Após um momento de reflexão e partilha de sonhos, povos e comunidades tradicionais de todas as regiões do país iniciaram o dia (26) com intensos debates em Brasília. Em seminário sobre a violência nos Territórios e a impunidade contra os povos e a natureza. O objetivo central do dia era anunciar e denunciar as violências e violações.  No Centro Cultural de Brasília (CCB), lideranças receberam pesquisadores e parlamentares para um dia dedicado a compreender a escalada da violência que atinge populações do campo, das florestas e das águas em todo o Brasil.


"O objetivo é ouvir os povos e desenvolver estratégias contra a violência, apoiando lideranças e fortalecendo políticas públicas, além de promover mecanismos de escuta para enfrentar conflitos", afirmou Jardel Lopes, secretário executivo da Campanha Contra a Violência no Campo.


O evento, trás lema o compromisso dos povos com a vida e a luta pela soberania, focou a discussão na impunidade, visibilizando denúncias e apresentando dados cruciais sobre a violência e a grilagem. O encontro contou com a participação dos deputados federais Erika Kokay (PT-DF) e Nilto Tatto (PT-SP).


Massacre no Campo: violência física e química

Os dados levantados por pesquisadores, somados aos testemunhos das lideranças, confirmaram um quadro de brutalidade crescente nos conflitos. O debate não se limitou à agressão física, destacando também a violência química, o impacto da monocultura e do uso intensivo de agrotóxicos. O levantamento, que reúne casos de violência e impunidade no campo desde 1985 (período da Nova República), foi realizado em conjunto por um grupo de universidades públicas e pela Comissão Pastoral da Terra (CPT), mantendo atualizados os dados do contexto agrário nacional.


Segundo a análise, o modelo de agronegócio, apesar da maquiagem política e social, mantém sua essência na estrutura tradicional do latifúndio. A pesquisa evidencia a fragilidade do Poder Judiciário e denuncia a violência contra os povos comunitários, reforçando a importância da luta pelo acesso à terra.

O relatório chama especial atenção para a região amazônica, onde os massacres ocorrem de forma endêmica. "À medida que avança o desmatamento, também se provoca o surgimento de massacres", disse o professor Humberto Góes, da Universidade Federal de Goiás (UFG).

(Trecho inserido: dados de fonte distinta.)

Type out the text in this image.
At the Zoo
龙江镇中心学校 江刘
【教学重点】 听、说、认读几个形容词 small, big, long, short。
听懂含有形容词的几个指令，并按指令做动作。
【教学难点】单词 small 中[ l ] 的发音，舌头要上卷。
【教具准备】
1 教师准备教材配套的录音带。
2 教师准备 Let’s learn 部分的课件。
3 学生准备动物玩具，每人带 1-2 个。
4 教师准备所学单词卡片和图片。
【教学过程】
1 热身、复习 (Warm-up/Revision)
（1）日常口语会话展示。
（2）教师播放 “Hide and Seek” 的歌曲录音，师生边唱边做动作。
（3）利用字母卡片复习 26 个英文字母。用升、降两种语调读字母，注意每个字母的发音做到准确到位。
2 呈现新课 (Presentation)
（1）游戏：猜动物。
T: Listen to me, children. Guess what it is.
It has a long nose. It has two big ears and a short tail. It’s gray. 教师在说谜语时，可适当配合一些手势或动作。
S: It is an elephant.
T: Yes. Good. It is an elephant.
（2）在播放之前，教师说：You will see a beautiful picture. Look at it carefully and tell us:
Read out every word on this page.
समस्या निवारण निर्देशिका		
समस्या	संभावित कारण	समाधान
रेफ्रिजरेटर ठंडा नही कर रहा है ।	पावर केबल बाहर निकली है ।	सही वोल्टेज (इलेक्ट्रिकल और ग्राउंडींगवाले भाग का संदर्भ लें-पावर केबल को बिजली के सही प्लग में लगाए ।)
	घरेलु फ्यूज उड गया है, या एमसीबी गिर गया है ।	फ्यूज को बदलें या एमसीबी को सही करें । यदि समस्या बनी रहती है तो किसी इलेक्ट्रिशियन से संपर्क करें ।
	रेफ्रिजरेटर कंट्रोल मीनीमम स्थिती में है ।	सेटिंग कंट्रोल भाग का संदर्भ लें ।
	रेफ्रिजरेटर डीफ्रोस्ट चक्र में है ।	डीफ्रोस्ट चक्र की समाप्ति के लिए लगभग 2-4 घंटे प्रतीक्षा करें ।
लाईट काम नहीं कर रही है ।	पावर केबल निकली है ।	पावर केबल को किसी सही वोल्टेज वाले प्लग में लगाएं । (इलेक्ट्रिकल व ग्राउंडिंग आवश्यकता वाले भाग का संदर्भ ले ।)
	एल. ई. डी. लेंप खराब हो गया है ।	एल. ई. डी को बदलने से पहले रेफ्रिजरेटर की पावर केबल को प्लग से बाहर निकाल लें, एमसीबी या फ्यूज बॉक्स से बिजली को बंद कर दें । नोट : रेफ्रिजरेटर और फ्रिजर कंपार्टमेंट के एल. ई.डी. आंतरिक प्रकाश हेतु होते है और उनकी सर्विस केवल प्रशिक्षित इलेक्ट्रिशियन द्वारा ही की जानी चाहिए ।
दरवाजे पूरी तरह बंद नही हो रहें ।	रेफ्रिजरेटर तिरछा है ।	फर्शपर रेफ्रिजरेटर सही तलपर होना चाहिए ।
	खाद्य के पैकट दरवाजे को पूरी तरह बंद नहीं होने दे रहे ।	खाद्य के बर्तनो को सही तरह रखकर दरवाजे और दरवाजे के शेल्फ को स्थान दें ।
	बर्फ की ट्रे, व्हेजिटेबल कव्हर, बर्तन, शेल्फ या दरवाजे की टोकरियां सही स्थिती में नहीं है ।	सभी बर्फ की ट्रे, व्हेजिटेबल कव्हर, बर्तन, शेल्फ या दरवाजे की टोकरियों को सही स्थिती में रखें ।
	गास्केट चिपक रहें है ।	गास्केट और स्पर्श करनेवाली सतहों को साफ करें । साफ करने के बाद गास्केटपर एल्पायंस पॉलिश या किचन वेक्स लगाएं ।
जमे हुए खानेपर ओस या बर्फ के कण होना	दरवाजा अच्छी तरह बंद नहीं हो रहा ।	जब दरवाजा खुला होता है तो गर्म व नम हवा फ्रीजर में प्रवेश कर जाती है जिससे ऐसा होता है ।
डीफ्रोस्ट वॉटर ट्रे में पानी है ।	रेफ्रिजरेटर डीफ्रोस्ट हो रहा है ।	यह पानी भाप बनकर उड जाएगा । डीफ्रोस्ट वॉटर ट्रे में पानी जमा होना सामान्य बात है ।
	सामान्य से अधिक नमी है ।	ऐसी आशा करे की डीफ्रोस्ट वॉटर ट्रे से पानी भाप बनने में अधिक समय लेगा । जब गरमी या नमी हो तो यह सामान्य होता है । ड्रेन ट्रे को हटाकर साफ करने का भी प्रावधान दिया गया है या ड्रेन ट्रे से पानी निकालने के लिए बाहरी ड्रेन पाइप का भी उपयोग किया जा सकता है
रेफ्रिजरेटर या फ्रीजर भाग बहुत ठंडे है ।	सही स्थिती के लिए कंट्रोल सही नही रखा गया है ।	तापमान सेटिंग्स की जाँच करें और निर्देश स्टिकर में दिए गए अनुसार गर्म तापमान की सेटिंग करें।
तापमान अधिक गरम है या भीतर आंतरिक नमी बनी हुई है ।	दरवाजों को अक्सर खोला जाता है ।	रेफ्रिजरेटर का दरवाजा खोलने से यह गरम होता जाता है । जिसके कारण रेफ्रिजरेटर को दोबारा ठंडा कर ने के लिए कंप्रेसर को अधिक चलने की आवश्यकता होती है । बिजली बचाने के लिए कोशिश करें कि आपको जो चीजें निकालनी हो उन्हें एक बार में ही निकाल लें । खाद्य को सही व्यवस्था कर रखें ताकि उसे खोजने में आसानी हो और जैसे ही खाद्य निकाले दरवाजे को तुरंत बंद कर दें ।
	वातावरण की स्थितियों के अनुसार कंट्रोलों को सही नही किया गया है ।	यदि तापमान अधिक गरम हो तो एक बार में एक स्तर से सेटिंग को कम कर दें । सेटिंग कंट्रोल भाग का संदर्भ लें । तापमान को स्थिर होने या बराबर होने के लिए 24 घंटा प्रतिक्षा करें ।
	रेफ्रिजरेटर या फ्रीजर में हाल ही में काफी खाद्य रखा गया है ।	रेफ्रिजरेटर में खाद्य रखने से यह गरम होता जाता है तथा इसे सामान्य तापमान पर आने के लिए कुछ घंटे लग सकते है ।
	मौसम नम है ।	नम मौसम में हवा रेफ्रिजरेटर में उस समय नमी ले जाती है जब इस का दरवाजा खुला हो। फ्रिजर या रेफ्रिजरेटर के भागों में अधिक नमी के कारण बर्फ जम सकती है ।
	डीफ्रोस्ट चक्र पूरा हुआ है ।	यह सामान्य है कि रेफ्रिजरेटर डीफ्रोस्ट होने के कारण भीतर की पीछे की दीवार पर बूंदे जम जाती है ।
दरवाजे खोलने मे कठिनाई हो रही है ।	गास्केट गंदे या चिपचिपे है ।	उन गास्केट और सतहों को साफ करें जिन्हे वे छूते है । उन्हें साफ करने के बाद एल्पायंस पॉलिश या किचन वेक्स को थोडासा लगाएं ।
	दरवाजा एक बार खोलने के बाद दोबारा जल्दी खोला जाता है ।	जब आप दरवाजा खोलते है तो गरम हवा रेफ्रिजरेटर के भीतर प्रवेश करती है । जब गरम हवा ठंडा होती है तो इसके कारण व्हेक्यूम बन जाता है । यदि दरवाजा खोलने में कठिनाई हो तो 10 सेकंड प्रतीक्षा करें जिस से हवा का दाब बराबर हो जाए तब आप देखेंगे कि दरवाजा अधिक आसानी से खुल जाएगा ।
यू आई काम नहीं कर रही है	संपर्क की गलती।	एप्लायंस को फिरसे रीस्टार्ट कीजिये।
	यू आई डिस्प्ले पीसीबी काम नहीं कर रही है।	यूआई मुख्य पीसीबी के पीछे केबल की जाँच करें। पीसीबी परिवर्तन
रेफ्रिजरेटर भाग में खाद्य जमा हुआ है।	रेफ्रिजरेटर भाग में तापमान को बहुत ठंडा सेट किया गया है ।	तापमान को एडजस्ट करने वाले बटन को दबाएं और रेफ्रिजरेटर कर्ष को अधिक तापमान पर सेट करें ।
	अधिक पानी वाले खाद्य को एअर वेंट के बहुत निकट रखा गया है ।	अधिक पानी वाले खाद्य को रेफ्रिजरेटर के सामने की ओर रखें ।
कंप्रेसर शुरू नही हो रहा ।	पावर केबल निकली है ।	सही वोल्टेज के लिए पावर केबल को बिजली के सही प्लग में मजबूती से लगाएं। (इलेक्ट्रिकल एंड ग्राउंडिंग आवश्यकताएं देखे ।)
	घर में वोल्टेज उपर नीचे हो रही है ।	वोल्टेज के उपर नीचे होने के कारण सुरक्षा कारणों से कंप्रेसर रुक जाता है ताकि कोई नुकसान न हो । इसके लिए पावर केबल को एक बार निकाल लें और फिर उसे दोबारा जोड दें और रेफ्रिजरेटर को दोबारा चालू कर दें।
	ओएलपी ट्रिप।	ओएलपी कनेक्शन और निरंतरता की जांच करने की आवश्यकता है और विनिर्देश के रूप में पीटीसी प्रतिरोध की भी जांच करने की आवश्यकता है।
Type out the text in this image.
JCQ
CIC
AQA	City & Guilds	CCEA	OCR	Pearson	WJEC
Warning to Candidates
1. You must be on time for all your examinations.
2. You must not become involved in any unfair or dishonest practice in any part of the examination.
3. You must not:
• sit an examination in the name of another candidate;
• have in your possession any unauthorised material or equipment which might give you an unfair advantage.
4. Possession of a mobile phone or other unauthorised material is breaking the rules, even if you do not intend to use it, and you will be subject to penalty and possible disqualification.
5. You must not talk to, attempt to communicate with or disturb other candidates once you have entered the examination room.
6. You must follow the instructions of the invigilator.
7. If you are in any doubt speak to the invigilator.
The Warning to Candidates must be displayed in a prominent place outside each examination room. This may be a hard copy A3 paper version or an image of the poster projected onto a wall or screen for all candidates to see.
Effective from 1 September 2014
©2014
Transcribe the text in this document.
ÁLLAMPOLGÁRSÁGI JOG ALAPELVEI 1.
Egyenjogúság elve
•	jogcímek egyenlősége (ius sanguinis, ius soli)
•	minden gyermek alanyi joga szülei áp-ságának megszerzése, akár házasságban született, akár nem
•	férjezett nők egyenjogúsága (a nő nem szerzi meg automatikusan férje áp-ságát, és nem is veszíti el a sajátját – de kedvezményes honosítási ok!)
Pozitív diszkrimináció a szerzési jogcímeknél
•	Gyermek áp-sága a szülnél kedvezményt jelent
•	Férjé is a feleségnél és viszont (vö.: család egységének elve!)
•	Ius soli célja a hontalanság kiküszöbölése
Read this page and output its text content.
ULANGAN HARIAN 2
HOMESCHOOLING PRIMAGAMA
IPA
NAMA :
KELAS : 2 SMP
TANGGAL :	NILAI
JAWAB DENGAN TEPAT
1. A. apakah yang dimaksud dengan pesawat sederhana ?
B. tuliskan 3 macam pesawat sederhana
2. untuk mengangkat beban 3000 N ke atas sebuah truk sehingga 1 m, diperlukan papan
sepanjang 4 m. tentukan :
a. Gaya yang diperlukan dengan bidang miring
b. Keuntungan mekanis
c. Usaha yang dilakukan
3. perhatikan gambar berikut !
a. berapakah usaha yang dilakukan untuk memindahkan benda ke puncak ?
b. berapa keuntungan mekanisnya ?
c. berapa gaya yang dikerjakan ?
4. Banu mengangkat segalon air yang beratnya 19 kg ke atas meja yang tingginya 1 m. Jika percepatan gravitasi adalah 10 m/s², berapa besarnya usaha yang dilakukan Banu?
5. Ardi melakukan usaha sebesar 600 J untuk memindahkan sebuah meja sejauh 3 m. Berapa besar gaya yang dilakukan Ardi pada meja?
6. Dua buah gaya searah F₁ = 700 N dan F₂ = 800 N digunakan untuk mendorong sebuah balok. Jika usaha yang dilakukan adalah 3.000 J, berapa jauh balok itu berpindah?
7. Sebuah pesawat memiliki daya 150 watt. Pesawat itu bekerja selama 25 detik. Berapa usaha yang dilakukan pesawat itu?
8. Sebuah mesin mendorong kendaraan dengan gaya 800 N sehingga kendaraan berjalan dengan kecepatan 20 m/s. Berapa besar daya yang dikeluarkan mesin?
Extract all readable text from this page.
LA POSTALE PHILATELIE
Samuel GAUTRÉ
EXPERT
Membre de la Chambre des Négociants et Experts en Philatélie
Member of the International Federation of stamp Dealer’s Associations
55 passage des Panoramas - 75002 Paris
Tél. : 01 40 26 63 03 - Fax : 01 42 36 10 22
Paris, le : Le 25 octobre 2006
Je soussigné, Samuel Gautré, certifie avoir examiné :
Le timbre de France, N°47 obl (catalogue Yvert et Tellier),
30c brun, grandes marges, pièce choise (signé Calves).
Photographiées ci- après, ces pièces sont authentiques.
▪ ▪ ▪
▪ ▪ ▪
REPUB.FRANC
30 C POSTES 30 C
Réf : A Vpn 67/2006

Além dos dados, a pesquisa detalha o racismo ambiental sofrido pelos povos. "Os assassinatos e crimes contra a vida são métodos para expropriar não apenas a terra, mas também seus modos de vida, culturas, relações de parentesco e sociais", relatou o professor e antropólogo Edmilson Rodrigues.


Foto: Cláudia Pereira 

Acordo de Escazú e a Arqueologia dos Massacres

Os parlamentares presentes destacaram iniciativas em defesa dos povos, mas ressaltaram a realidade adversa no Congresso Nacional, onde a maioria é ligada ao movimento do Agro.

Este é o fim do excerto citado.